CHP, iktidar ile arasındaki farkı halkın algılayabilmesi için gerekli olan ekonomi politikalarına henüz sahip değil, zira ekonomi kadroları halkın geçim sıkıntısını giderecek ayakları yere basan politikalar üretecek kapasitede gibi görünmüyor.

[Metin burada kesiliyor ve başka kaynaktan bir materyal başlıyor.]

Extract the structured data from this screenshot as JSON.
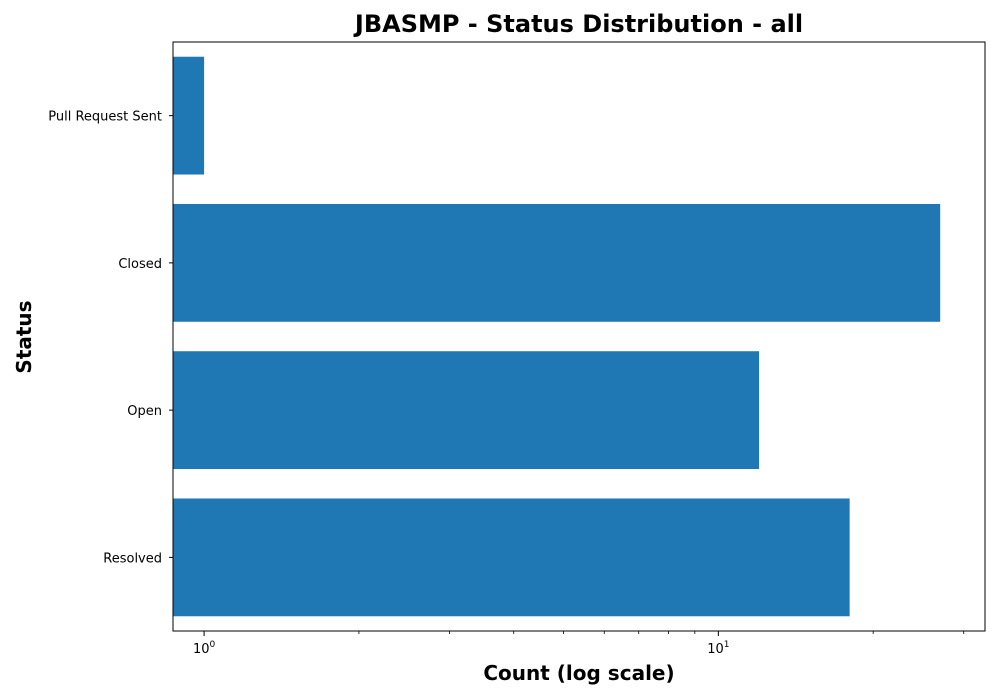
{
  "chart_data": {
    "type": "bar",
    "orientation": "horizontal",
    "title": "JBASMP - Status Distribution - all",
    "xlabel": "Count (log scale)",
    "ylabel": "Status",
    "xscale": "log",
    "xlim": [
      0.87,
      33
    ],
    "categories": [
      "Pull Request Sent",
      "Closed",
      "Open",
      "Resolved"
    ],
    "values": [
      1,
      27,
      12,
      18
    ],
    "x_ticks": [
      {
        "value": 1,
        "base": "10",
        "exp": "0"
      },
      {
        "value": 10,
        "base": "10",
        "exp": "1"
      }
    ],
    "bar_color": "#1f77b4",
    "grid": false,
    "legend": "none"
  }
}
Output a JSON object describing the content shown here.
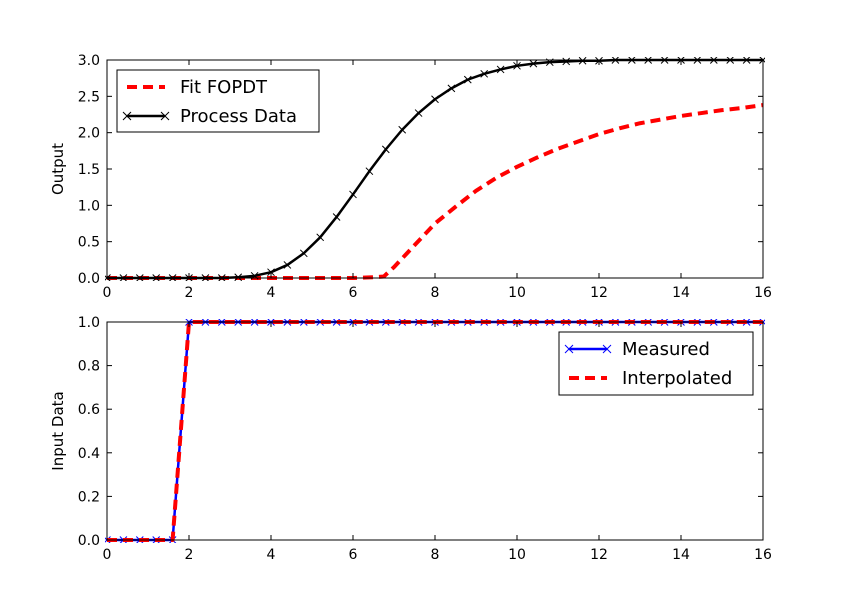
{
  "chart_data": [
    {
      "type": "line",
      "title": "",
      "xlabel": "",
      "ylabel": "Output",
      "xlim": [
        0,
        16
      ],
      "ylim": [
        0,
        3.0
      ],
      "xticks": [
        "0",
        "2",
        "4",
        "6",
        "8",
        "10",
        "12",
        "14",
        "16"
      ],
      "yticks": [
        "0.0",
        "0.5",
        "1.0",
        "1.5",
        "2.0",
        "2.5",
        "3.0"
      ],
      "grid": false,
      "legend": "top-left",
      "series": [
        {
          "name": "Fit FOPDT",
          "color": "#ff0000",
          "style": "dashed",
          "marker": "none",
          "x": [
            0,
            1,
            2,
            3,
            4,
            5,
            6,
            6.5,
            6.75,
            7,
            7.5,
            8,
            8.5,
            9,
            9.5,
            10,
            10.5,
            11,
            11.5,
            12,
            12.5,
            13,
            13.5,
            14,
            14.5,
            15,
            15.5,
            16
          ],
          "y": [
            0,
            0,
            0,
            0,
            0,
            0,
            0,
            0.01,
            0.02,
            0.15,
            0.45,
            0.75,
            0.98,
            1.2,
            1.38,
            1.53,
            1.66,
            1.78,
            1.88,
            1.98,
            2.06,
            2.13,
            2.18,
            2.23,
            2.27,
            2.31,
            2.34,
            2.38
          ]
        },
        {
          "name": "Process Data",
          "color": "#000000",
          "style": "solid",
          "marker": "x",
          "x": [
            0,
            0.4,
            0.8,
            1.2,
            1.6,
            2,
            2.4,
            2.8,
            3.2,
            3.6,
            4,
            4.4,
            4.8,
            5.2,
            5.6,
            6,
            6.4,
            6.8,
            7.2,
            7.6,
            8,
            8.4,
            8.8,
            9.2,
            9.6,
            10,
            10.4,
            10.8,
            11.2,
            11.6,
            12,
            12.4,
            12.8,
            13.2,
            13.6,
            14,
            14.4,
            14.8,
            15.2,
            15.6,
            16
          ],
          "y": [
            0,
            0,
            0,
            0,
            0,
            0,
            0,
            0,
            0.01,
            0.03,
            0.08,
            0.18,
            0.34,
            0.56,
            0.84,
            1.15,
            1.47,
            1.77,
            2.04,
            2.27,
            2.46,
            2.61,
            2.73,
            2.81,
            2.87,
            2.92,
            2.95,
            2.97,
            2.98,
            2.99,
            2.99,
            3.0,
            3.0,
            3.0,
            3.0,
            3.0,
            3.0,
            3.0,
            3.0,
            3.0,
            3.0
          ]
        }
      ]
    },
    {
      "type": "line",
      "title": "",
      "xlabel": "",
      "ylabel": "Input Data",
      "xlim": [
        0,
        16
      ],
      "ylim": [
        0,
        1.0
      ],
      "xticks": [
        "0",
        "2",
        "4",
        "6",
        "8",
        "10",
        "12",
        "14",
        "16"
      ],
      "yticks": [
        "0.0",
        "0.2",
        "0.4",
        "0.6",
        "0.8",
        "1.0"
      ],
      "grid": false,
      "legend": "top-right",
      "series": [
        {
          "name": "Measured",
          "color": "#0000ff",
          "style": "solid",
          "marker": "x",
          "x": [
            0,
            0.4,
            0.8,
            1.2,
            1.6,
            2,
            2.4,
            2.8,
            3.2,
            3.6,
            4,
            4.4,
            4.8,
            5.2,
            5.6,
            6,
            6.4,
            6.8,
            7.2,
            7.6,
            8,
            8.4,
            8.8,
            9.2,
            9.6,
            10,
            10.4,
            10.8,
            11.2,
            11.6,
            12,
            12.4,
            12.8,
            13.2,
            13.6,
            14,
            14.4,
            14.8,
            15.2,
            15.6,
            16
          ],
          "y": [
            0,
            0,
            0,
            0,
            0,
            1,
            1,
            1,
            1,
            1,
            1,
            1,
            1,
            1,
            1,
            1,
            1,
            1,
            1,
            1,
            1,
            1,
            1,
            1,
            1,
            1,
            1,
            1,
            1,
            1,
            1,
            1,
            1,
            1,
            1,
            1,
            1,
            1,
            1,
            1,
            1
          ]
        },
        {
          "name": "Interpolated",
          "color": "#ff0000",
          "style": "dashed",
          "marker": "none",
          "x": [
            0,
            1.6,
            2,
            16
          ],
          "y": [
            0,
            0,
            1,
            1
          ]
        }
      ]
    }
  ]
}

CHP’deki en önemli demokrasi zafiyeti ve AK Parti karşısındaki ezici eksikliği, darbe zihniyetiyle hesaplaşmıyor olmasıdır. Kılıçdaroğlu’nun, dünkü kurultay konuşmasında, darbe teşebbüsünde bulunmakla suçlanan ve çoğunluğu Silivri’de tutuklu olanlarla ilgili sarfettiği bildik sözleri, partisinin ne kadar demokratikleştiği kuşkularını pekiştirir nitelikteydi. Kılıçdaroğlu konuşmasında, “Silivri toplama kampını bütün dünyaya anlattık. Orada adalet yoktur. Yargıçların sanıkları hasım olarak görme alışkanlıkları var. Orada adalet dağıtılmaz, dağıtılan adaletsizliktir. Özgürlüğün kan davasıdır orada görülen” diyordu. Kılıçdaroğlu, Türkiye’de uzun tutukluluk sürelerinin, mahkumiyetleri kesinleşmemiş tüm sanıklar için kanayan bir yara olduğu ve adil yargılama hakkından hiç kimsenin mahrum bırakılmaması gerektiği vurgusunu yapmış olsaydı tüm toplumun vicdanına dokunabilecekti. Kılıçdaroğlu’nun konuşmasının Silivri atıflı bölümü, Türkiye’nin önünü açacak birinci kriter olan demokratikleşme hamlesini partisinin henüz yapabilecek olgunluğa erişmediğini gösteriyordu.